Ma première rencontre avec Éléonore dans un café parisien m’a bouleversée. Comment pourrais-je écrire son histoire ?

Une enfance difficile
Éléonore est née à Antanarivo dans une famille de treize enfants. Malgré des parents aimants et aisés, les coutumes, les règles d’éducation et de vie à Madagascar, très strictes et sévères, ont fait de son enfance et de sa jeunesse une période douloureuse.

L’amour rencontré
Elle échappe à sa fratrie et au poids de la famille en rencontrant l’amour de celui qui deviendra son futur mari. Elle le suivra en France et c’est là qu’elle commencera à se sentir libre. Suivra une vie d’expatriée avec deux enfants.

L’engagement sociétal
Que ce soit en Zambie, à Maurice ou à Madagascar, Éléonore s’investit totalement. Que ce soit pour instruire les enfants, organiser des évènements sportifs ou créer sa structure, Éléonore suit sa ligne de vie, authentique et lumineuse.

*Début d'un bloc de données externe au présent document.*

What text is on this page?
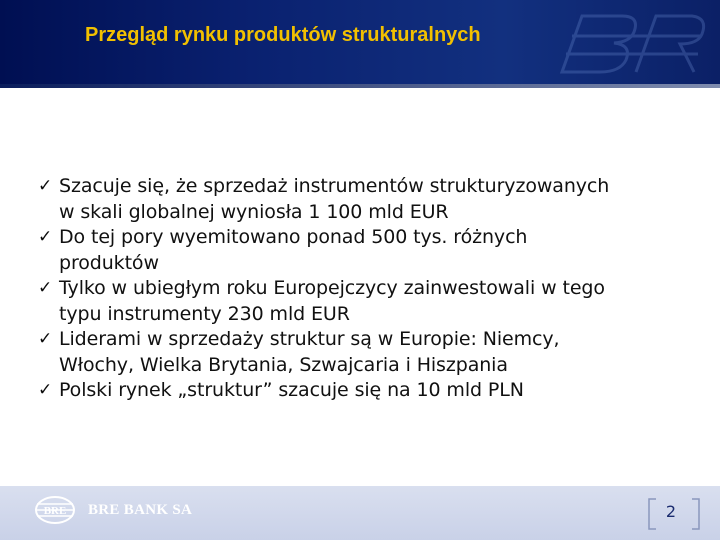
Przegląd rynku produktów strukturalnych
✓ Szacuje się, że sprzedaż instrumentów strukturyzowanych
w skali globalnej wyniosła 1 100 mld EUR
✓ Do tej pory wyemitowano ponad 500 tys. różnych
produktów
✓ Tylko w ubiegłym roku Europejczycy zainwestowali w tego
typu instrumenty 230 mld EUR
✓ Liderami w sprzedaży struktur są w Europie: Niemcy,
Włochy, Wielka Brytania, Szwajcaria i Hiszpania
✓ Polski rynek „struktur” szacuje się na 10 mld PLN
BRE BRE BANK SA	2
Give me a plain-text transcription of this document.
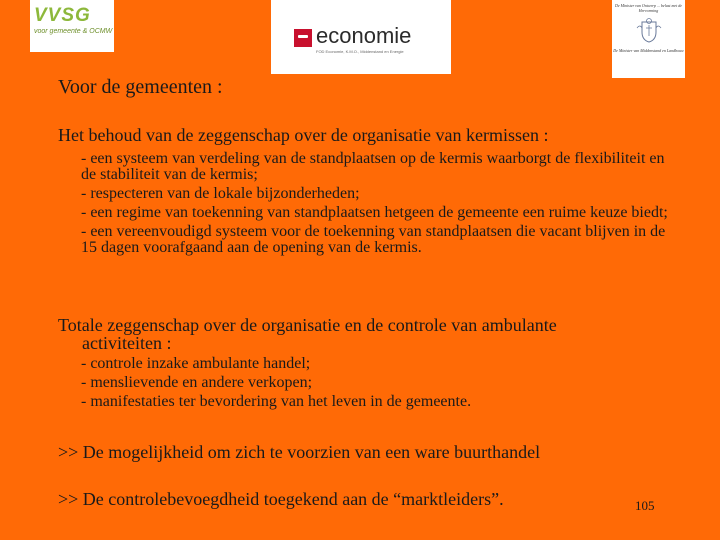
VVSG
voor gemeente & OCMW	economie
FOD Economie, K.M.O., Middenstand en Energie
De Minister van Ontwerp ... belast met de Hervorming
De Minister van Middenstand en Landbouw
Voor de gemeenten :
Het behoud van de zeggenschap over de organisatie van kermissen :
- een systeem van verdeling van de standplaatsen op de kermis waarborgt de flexibiliteit en de stabiliteit van de kermis;
- respecteren van de lokale bijzonderheden;
- een regime van toekenning van standplaatsen hetgeen de gemeente een ruime keuze biedt;
- een vereenvoudigd systeem voor de toekenning van standplaatsen die vacant blijven in de 15 dagen voorafgaand aan de opening van de kermis.
Totale zeggenschap over de organisatie en de controle van ambulante
activiteiten :
- controle inzake ambulante handel;
- menslievende en andere verkopen;
- manifestaties ter bevordering van het leven in de gemeente.
>> De mogelijkheid om zich te voorzien van een ware buurthandel
>> De controlebevoegdheid toegekend aan de “marktleiders”.	105
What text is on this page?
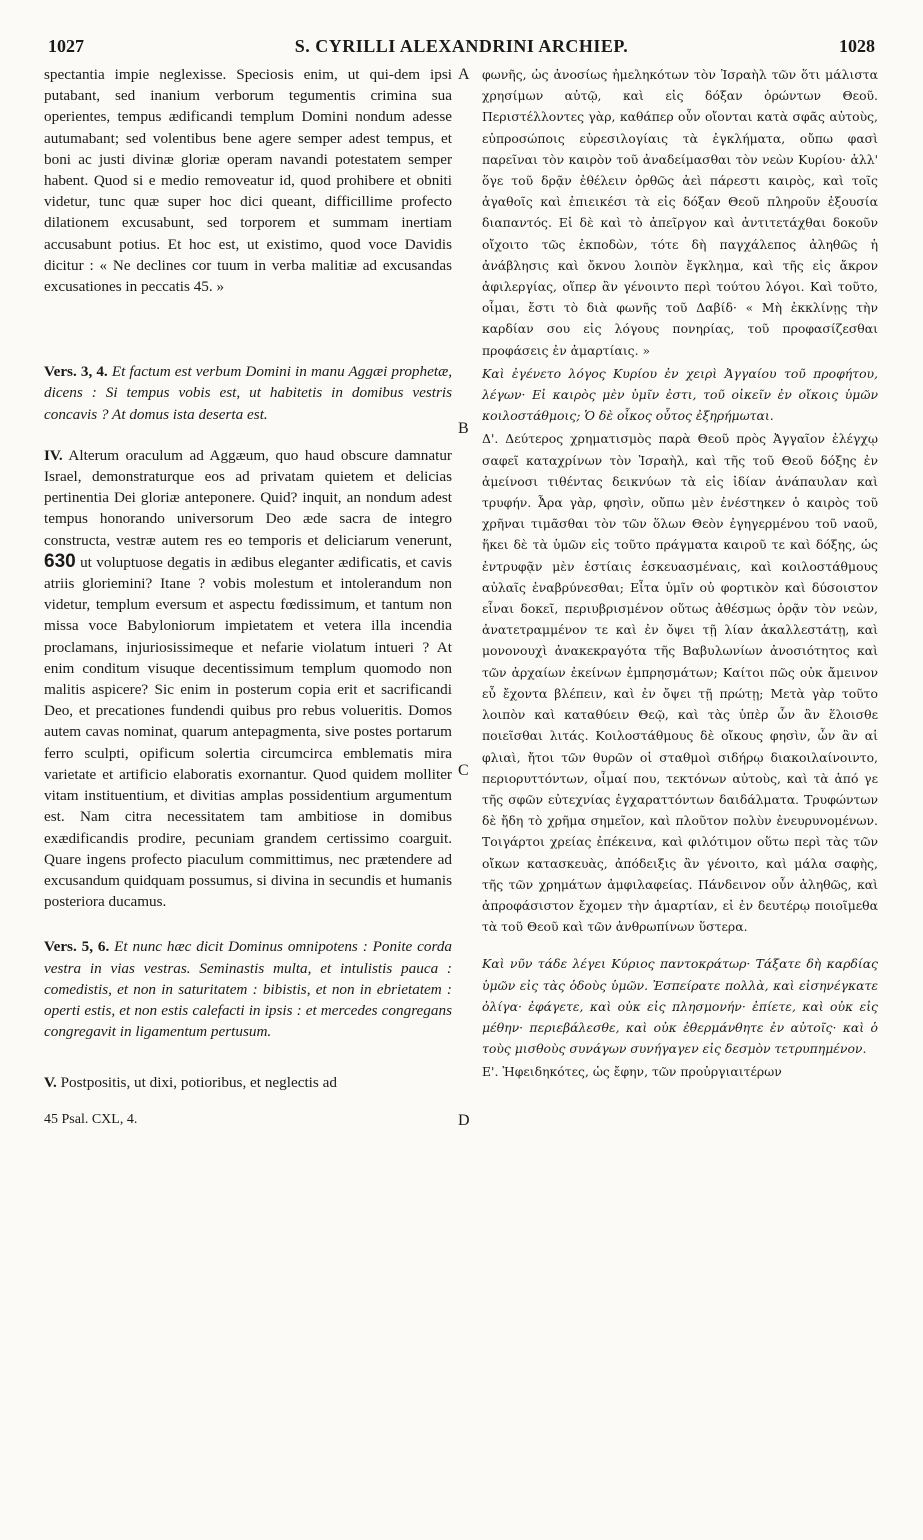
1027	S. CYRILLI ALEXANDRINI ARCHIEP.	1028

spectantia impie neglexisse. Speciosis enim, ut qui-dem ipsi putabant, sed inanium verborum tegumentis crimina sua operientes, tempus ædificandi templum Domini nondum adesse autumabant; sed volentibus bene agere semper adest tempus, et boni ac justi divinæ gloriæ operam navandi potestatem semper habent. Quod si e medio removeatur id, quod prohibere et obniti videtur, tunc quæ super hoc dici queant, difficillime profecto dilationem excusabunt, sed torporem et summam inertiam accusabunt potius. Et hoc est, ut existimo, quod voce Davidis dicitur : « Ne declines cor tuum in verba malitiæ ad excusandas excusationes in peccatis 45. »

Vers. 3, 4. Et factum est verbum Domini in manu Aggæi prophetæ, dicens : Si tempus vobis est, ut habitetis in domibus vestris concavis ? At domus ista deserta est.

IV. Alterum oraculum ad Aggæum, quo haud obscure damnatur Israel, demonstraturque eos ad privatam quietem et delicias pertinentia Dei gloriæ anteponere. Quid? inquit, an nondum adest tempus honorando universorum Deo æde sacra de integro constructa, vestræ autem res eo temporis et deliciarum venerunt, 630 ut voluptuose degatis in ædibus eleganter ædificatis, et cavis atriis gloriemini? Itane ? vobis molestum et intolerandum non videtur, templum eversum et aspectu fœdissimum, et tantum non missa voce Babyloniorum impietatem et vetera illa incendia proclamans, injuriosissimeque et nefarie violatum intueri ? At enim conditum visuque decentissimum templum quomodo non malitis aspicere? Sic enim in posterum copia erit et sacrificandi Deo, et precationes fundendi quibus pro rebus volueritis. Domos autem cavas nominat, quarum antepagmenta, sive postes portarum ferro sculpti, opificum solertia circumcirca emblematis mira varietate et artificio elaboratis exornantur. Quod quidem molliter vitam instituentium, et divitias amplas possidentium argumentum est. Nam citra necessitatem tam ambitiose in domibus exædificandis prodire, pecuniam grandem certissimo coarguit. Quare ingens profecto piaculum committimus, nec prætendere ad excusandum quidquam possumus, si divina in secundis et humanis posteriora ducamus.

Vers. 5, 6. Et nunc hæc dicit Dominus omnipotens : Ponite corda vestra in vias vestras. Seminastis multa, et intulistis pauca : comedistis, et non in saturitatem : bibistis, et non in ebrietatem : operti estis, et non estis calefacti in ipsis : et mercedes congregans congregavit in ligamentum pertusum.

V. Postpositis, ut dixi, potioribus, et neglectis ad

45 Psal. CXL, 4.
A
B
C
D

φωνῆς, ὡς ἀνοσίως ἠμεληκότων τὸν Ἰσραὴλ τῶν ὅτι μάλιστα χρησίμων αὐτῷ, καὶ εἰς δόξαν ὁρώντων Θεοῦ. Περιστέλλοντες γὰρ, καθάπερ οὖν οἴονται κατὰ σφᾶς αὐτοὺς, εὐπροσώποις εὑρεσιλογίαις τὰ ἐγκλήματα, οὔπω φασὶ παρεῖναι τὸν καιρὸν τοῦ ἀναδείμασθαι τὸν νεὼν Κυρίου· ἀλλ' ὅγε τοῦ δρᾷν ἐθέλειν ὀρθῶς ἀεὶ πάρεστι καιρὸς, καὶ τοῖς ἀγαθοῖς καὶ ἐπιεικέσι τὰ εἰς δόξαν Θεοῦ πληροῦν ἐξουσία διαπαντός. Εἰ δὲ καὶ τὸ ἀπεῖργον καὶ ἀντιτετάχθαι δοκοῦν οἴχοιτο τῶς ἐκποδὼν, τότε δὴ παγχάλεπος ἀληθῶς ἡ ἀνάβλησις καὶ ὄκνου λοιπὸν ἔγκλημα, καὶ τῆς εἰς ἄκρον ἀφιλεργίας, οἵπερ ἂν γένοιντο περὶ τούτου λόγοι. Καὶ τοῦτο, οἶμαι, ἔστι τὸ διὰ φωνῆς τοῦ Δαβίδ· « Μὴ ἐκκλίνῃς τὴν καρδίαν σου εἰς λόγους πονηρίας, τοῦ προφασίζεσθαι προφάσεις ἐν ἁμαρτίαις. »

Καὶ ἐγένετο λόγος Κυρίου ἐν χειρὶ Ἀγγαίου τοῦ προφήτου, λέγων· Εἰ καιρὸς μὲν ὑμῖν ἐστι, τοῦ οἰκεῖν ἐν οἴκοις ὑμῶν κοιλοστάθμοις; Ὁ δὲ οἶκος οὗτος ἐξηρήμωται.

Δ'. Δεύτερος χρηματισμὸς παρὰ Θεοῦ πρὸς Ἀγγαῖον ἐλέγχῳ σαφεῖ καταχρίνων τὸν Ἰσραὴλ, καὶ τῆς τοῦ Θεοῦ δόξης ἐν ἀμείνοσι τιθέντας δεικνύων τὰ εἰς ἰδίαν ἀνάπαυλαν καὶ τρυφήν. Ἆρα γὰρ, φησὶν, οὔπω μὲν ἐνέστηκεν ὁ καιρὸς τοῦ χρῆναι τιμᾶσθαι τὸν τῶν ὅλων Θεὸν ἐγηγερμένου τοῦ ναοῦ, ἥκει δὲ τὰ ὑμῶν εἰς τοῦτο πράγματα καιροῦ τε καὶ δόξης, ὡς ἐντρυφᾷν μὲν ἑστίαις ἐσκευασμέναις, καὶ κοιλοστάθμους αὐλαῖς ἐναβρύνεσθαι; Εἶτα ὑμῖν οὐ φορτικὸν καὶ δύσοιστον εἶναι δοκεῖ, περιυβρισμένον οὕτως ἀθέσμως ὁρᾷν τὸν νεὼν, ἀνατετραμμένον τε καὶ ἐν ὄψει τῇ λίαν ἀκαλλεστάτῃ, καὶ μονονουχὶ ἀνακεκραγότα τῆς Βαβυλωνίων ἀνοσιότητος καὶ τῶν ἀρχαίων ἐκείνων ἐμπρησμάτων; Καίτοι πῶς οὐκ ἄμεινον εὖ ἔχοντα βλέπειν, καὶ ἐν ὄψει τῇ πρώτῃ; Μετὰ γὰρ τοῦτο λοιπὸν καὶ καταθύειν Θεῷ, καὶ τὰς ὑπὲρ ὧν ἂν ἕλοισθε ποιεῖσθαι λιτάς. Κοιλοστάθμους δὲ οἴκους φησὶν, ὧν ἂν αἱ φλιαὶ, ἤτοι τῶν θυρῶν οἱ σταθμοὶ σιδήρῳ διακοιλαίνοιντο, περιορυττόντων, οἶμαί που, τεκτόνων αὐτοὺς, καὶ τὰ ἀπό γε τῆς σφῶν εὐτεχνίας ἐγχαραττόντων δαιδάλματα. Τρυφώντων δὲ ἤδη τὸ χρῆμα σημεῖον, καὶ πλοῦτον πολὺν ἐνευρυνομένων. Τοιγάρτοι χρείας ἐπέκεινα, καὶ φιλότιμον οὕτω περὶ τὰς τῶν οἴκων κατασκευὰς, ἀπόδειξις ἂν γένοιτο, καὶ μάλα σαφὴς, τῆς τῶν χρημάτων ἀμφιλαφείας. Πάνδεινον οὖν ἀληθῶς, καὶ ἀπροφάσιστον ἔχομεν τὴν ἁμαρτίαν, εἰ ἐν δευτέρῳ ποιοῖμεθα τὰ τοῦ Θεοῦ καὶ τῶν ἀνθρωπίνων ὕστερα.

Καὶ νῦν τάδε λέγει Κύριος παντοκράτωρ· Τάξατε δὴ καρδίας ὑμῶν εἰς τὰς ὁδοὺς ὑμῶν. Ἐσπείρατε πολλὰ, καὶ εἰσηνέγκατε ὀλίγα· ἐφάγετε, καὶ οὐκ εἰς πλησμονήν· ἐπίετε, καὶ οὐκ εἰς μέθην· περιεβάλεσθε, καὶ οὐκ ἐθερμάνθητε ἐν αὐτοῖς· καὶ ὁ τοὺς μισθοὺς συνάγων συνήγαγεν εἰς δεσμὸν τετρυπημένον.

Ε'. Ἠφειδηκότες, ὡς ἔφην, τῶν προὐργιαιτέρων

Renoncer à écrire une biographie ?
À la suite de notre premier entretien, fort agréable, face au jardin du Luxembourg, je m’étais retrouvée dans l’incapacité de boire et de manger pendant deux jours. Moi qui suis très à l’écoute des signaux que mon mental m’envoie, je me suis persuadée que l’histoire d’Éléonore faisait résonner en moi des souffrances enfouies et j’ai choisi de ne pas accepter d’écrire son histoire de vie.

Se laisser surprendre !
Quelque temps plus tard, une amie, à qui je confiais cette expérience, m’a permis de prendre du recul. J’ai recontacté Éléonore pour lui proposer de commencer le récit de sa vie la semaine suivante. Tout a été extrêmement simple, et Éléonore et moi avons retracé sa belle histoire de vie dans la plus chaleureuse authenticité.
Moralité : Ne jamais se projeter dans l’histoire de son client.